AWS OpsWorks is a configuration management service that provides managed instances of Chef and Puppet automation platforms. Those platforms use code to automate server configurations across Amazon Elastic Compute Cloud (EC2) instances or on-premises deployments.

Chef’s updates are targeted at control over compliance and containerized application lifecycles. They take advantage of Chef’s Habitat platform that was launched last year. Habitat is focused on allowing developers to create apps without having to decide early on a specific infrastructure.

New capabilities include the ability for application teams to natively export applications built within Habitat Builder to AWS’ EC2 Container Registry. This also allows for application automation and workload migration to Amazon EC2 Container Services.

The AWS-focused platform also now includes the Chef Automate compliance-as-a-code capabilities. This allows customers to scan their infrastructure for security risks and compliance issues, generate reports, and build automated testing into their deployment plans.

Chef also joined AWS’ Public Sector Partner Program, with Automate now available through AWS’ government-focused marketplaces.

Puppet Show

Puppet also is working with AWS OpsWorks, launching a version tagged for enterprise customers. The platform includes an automation strategy for operating at enterprise scale.

The Puppet-managed AWS service can configure Amazon EC2 instances and on-premises servers. It also supports automated backups and software updates fed by the Puppet community.

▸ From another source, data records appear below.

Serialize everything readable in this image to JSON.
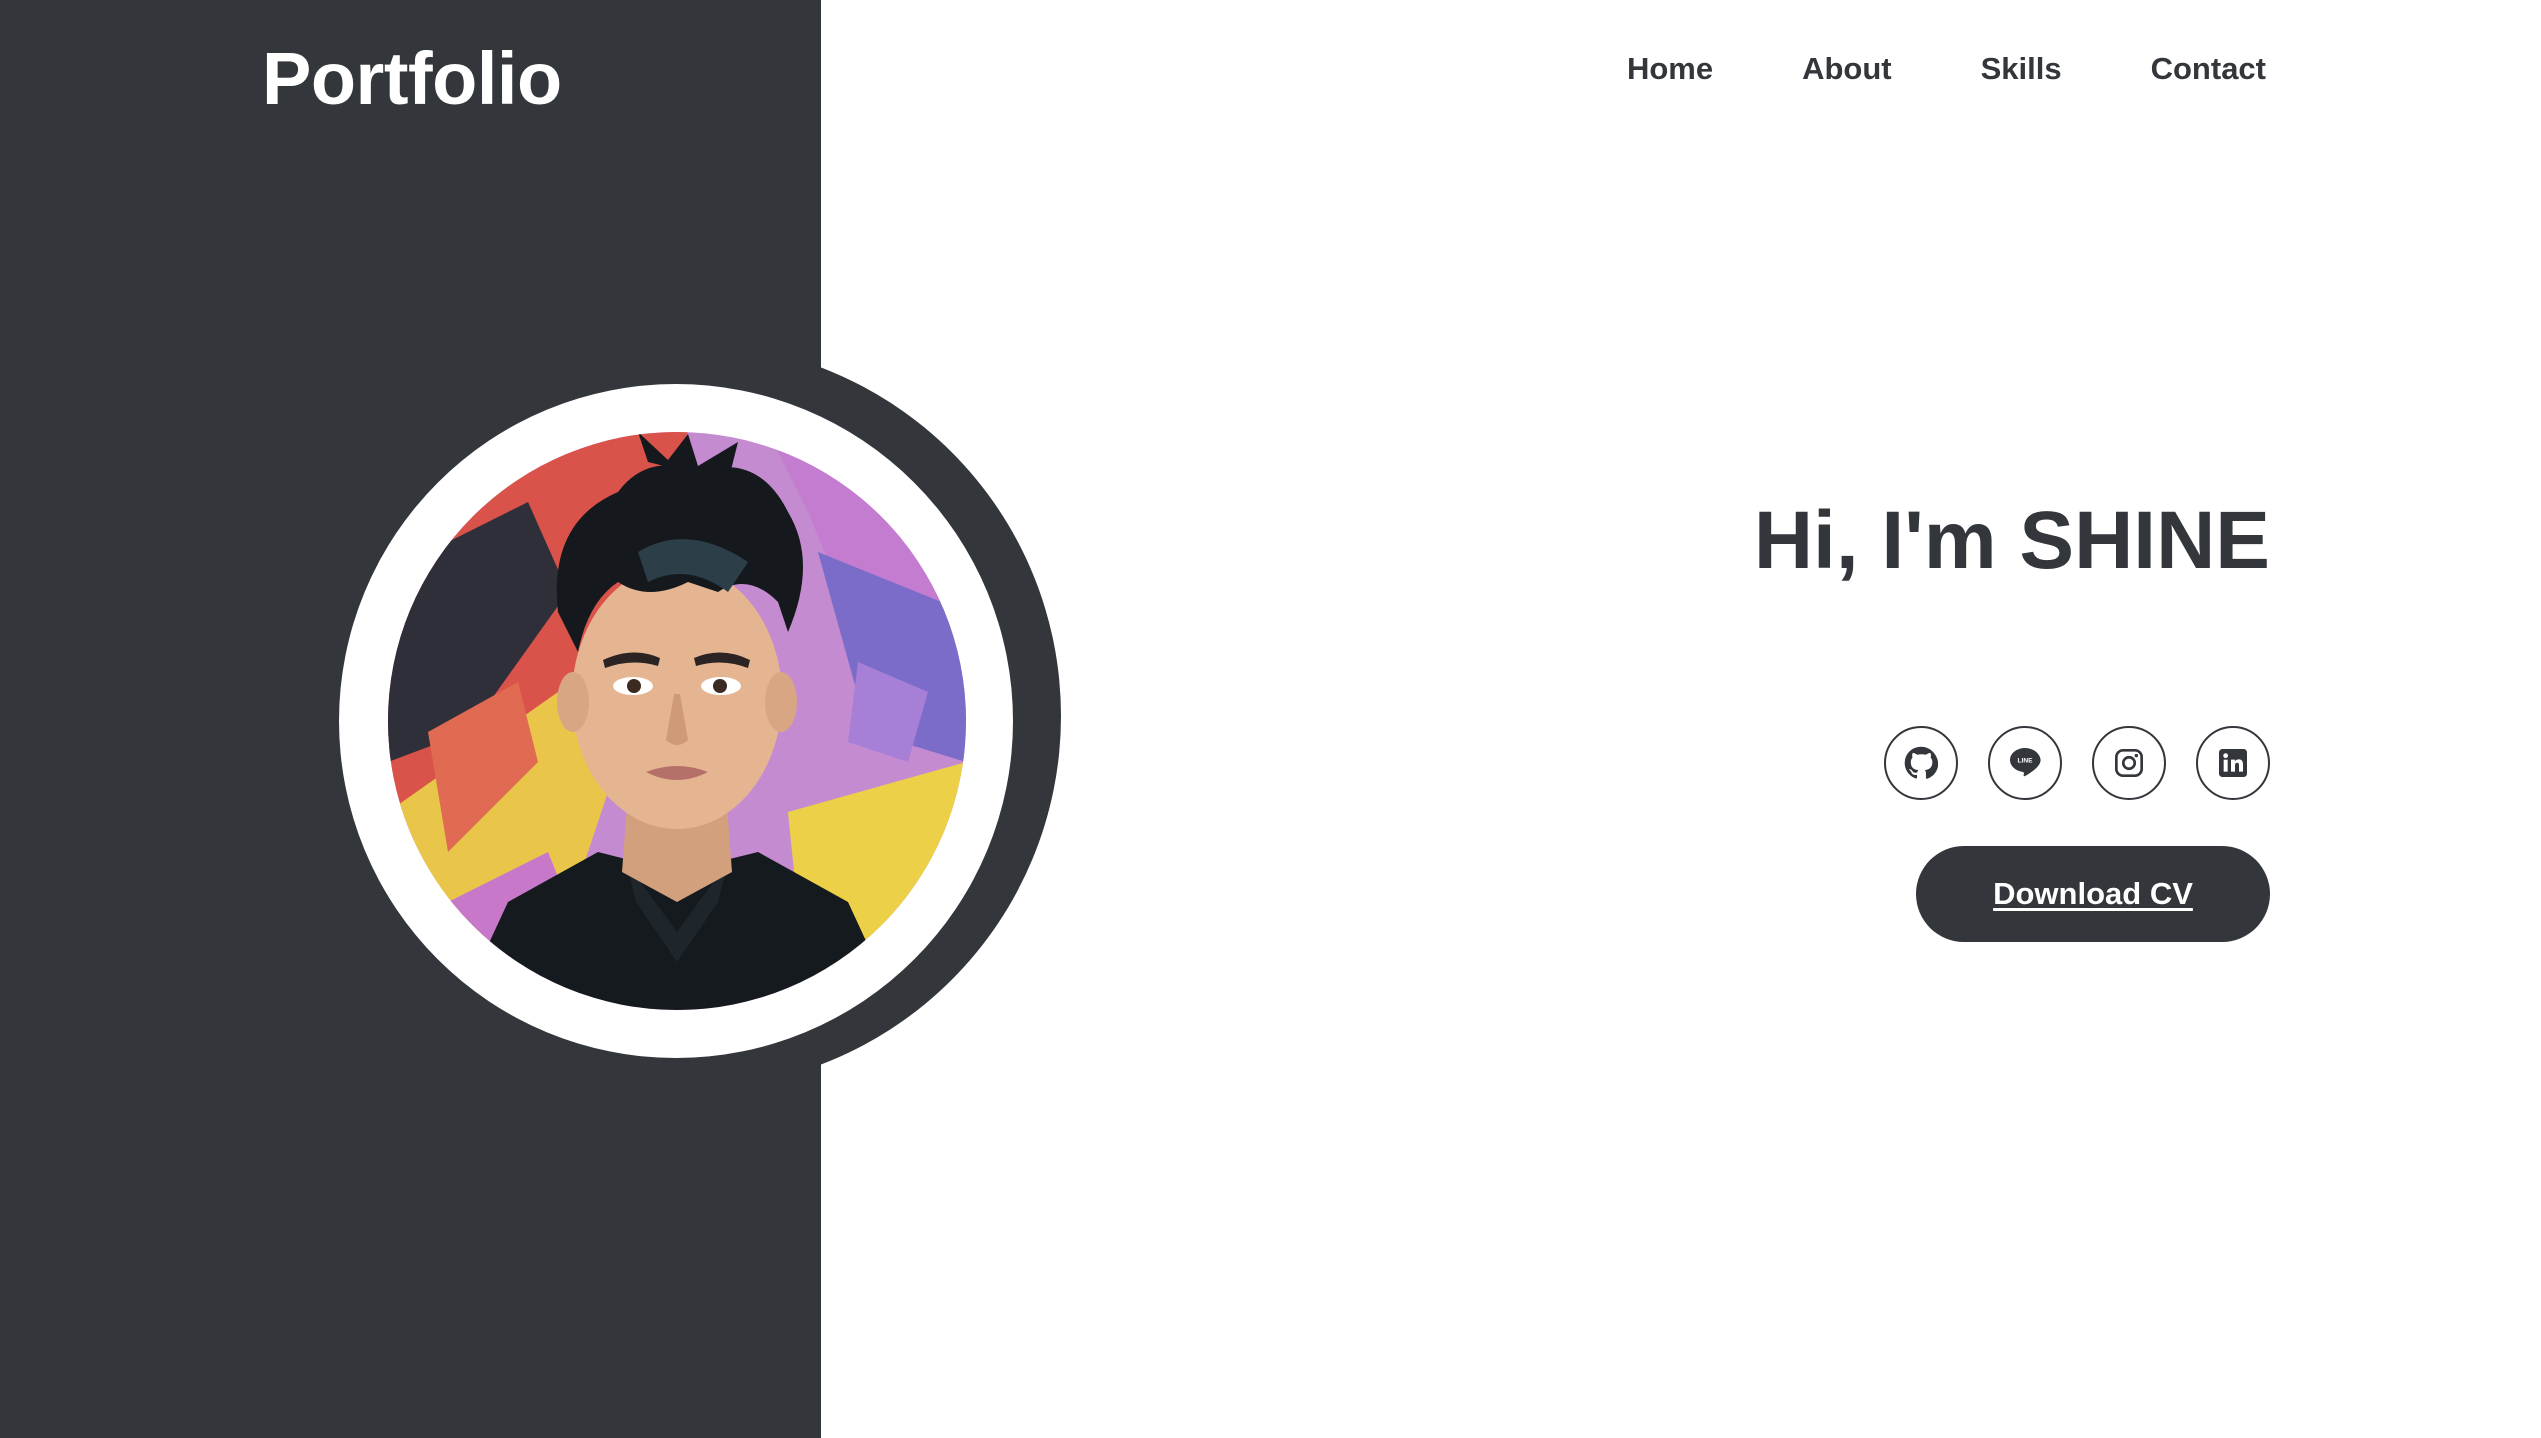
{
  "brand": {
    "title": "Portfolio"
  },
  "nav": {
    "items": [
      {
        "label": "Home"
      },
      {
        "label": "About"
      },
      {
        "label": "Skills"
      },
      {
        "label": "Contact"
      }
    ]
  },
  "hero": {
    "title": "Hi, I'm SHINE",
    "cv_button_label": "Download CV"
  },
  "socials": [
    {
      "icon": "github-icon"
    },
    {
      "icon": "line-icon",
      "glyph_text": "LINE"
    },
    {
      "icon": "instagram-icon"
    },
    {
      "icon": "linkedin-icon"
    }
  ],
  "colors": {
    "dark": "#33363b",
    "background": "#ffffff",
    "accent_red": "#e0504a",
    "accent_purple": "#b57bd0",
    "accent_yellow": "#eccc45"
  }
}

Puppet last month launched new automation platforms to provide enterprises with a clearer roadmap on evolving their automation plans.

Alanna Brown, director of product marketing at Puppet, said the industry had fallen short on actually providing a deployment path for enterprises that are at various points of their cloud migration plans.

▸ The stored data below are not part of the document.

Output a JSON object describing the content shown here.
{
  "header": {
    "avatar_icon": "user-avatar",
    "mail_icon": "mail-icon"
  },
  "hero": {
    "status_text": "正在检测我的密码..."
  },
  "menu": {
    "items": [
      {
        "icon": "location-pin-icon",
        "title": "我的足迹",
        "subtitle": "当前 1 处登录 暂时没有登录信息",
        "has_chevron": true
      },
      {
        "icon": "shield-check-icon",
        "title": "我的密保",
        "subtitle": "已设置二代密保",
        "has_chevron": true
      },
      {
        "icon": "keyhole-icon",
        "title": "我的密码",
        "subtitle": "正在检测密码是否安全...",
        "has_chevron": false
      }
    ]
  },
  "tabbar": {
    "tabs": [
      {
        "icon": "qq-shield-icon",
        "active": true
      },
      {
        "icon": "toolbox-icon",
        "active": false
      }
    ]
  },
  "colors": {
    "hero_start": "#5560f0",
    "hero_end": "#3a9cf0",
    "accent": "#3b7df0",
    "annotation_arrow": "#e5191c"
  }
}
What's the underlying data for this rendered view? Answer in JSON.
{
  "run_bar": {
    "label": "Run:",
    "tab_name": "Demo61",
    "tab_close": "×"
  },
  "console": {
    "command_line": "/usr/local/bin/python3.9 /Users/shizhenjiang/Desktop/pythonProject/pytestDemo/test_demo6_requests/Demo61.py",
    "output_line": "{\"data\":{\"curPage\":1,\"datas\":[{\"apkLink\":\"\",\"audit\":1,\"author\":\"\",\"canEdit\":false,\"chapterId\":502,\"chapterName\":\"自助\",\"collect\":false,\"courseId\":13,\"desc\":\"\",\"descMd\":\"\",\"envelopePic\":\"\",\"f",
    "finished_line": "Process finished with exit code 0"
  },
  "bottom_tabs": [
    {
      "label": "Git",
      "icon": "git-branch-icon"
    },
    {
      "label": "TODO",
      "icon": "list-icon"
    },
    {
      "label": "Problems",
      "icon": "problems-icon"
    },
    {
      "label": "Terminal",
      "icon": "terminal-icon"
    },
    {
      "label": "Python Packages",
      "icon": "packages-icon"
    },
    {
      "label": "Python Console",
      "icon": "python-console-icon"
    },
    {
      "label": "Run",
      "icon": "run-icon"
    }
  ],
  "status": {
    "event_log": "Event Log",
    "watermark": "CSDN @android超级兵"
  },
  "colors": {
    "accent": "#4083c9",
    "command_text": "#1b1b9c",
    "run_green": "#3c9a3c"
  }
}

“Our enterprise customers have seen success with automation, but not enough to justify further investments,” Brown said. “They don’t have a clear path and are asking how they can expand these pockets of success across their organization … We think these platforms can provide at least a starting point for that journey.”

451 Research says that Puppet is one of the most established automation tools providers in the enterprise segment.

Market Dynamics

Puppet and Chef compete against a number of DevOps tools providers, including Blue Medora, CA Technologies, Cloudbees, Dynatrace, Jfrog, SaltStack, and the Ansible arm of Red Hat.

According to a recent SDxCentral survey as part of our 2017 Container and Cloud Orchestration report, 62 percent of survey participants said that DevOps tools are in use within their organizations. That was down slightly from the previous year’s 64 percent.

In that survey, Ansible was the DevOps tool of choice according to 37 percent of respondents, compared with just 21 percent in 2016. The survey also showed Puppet was used by 27 percent of respondents and Chef used by 25 percent of respondents.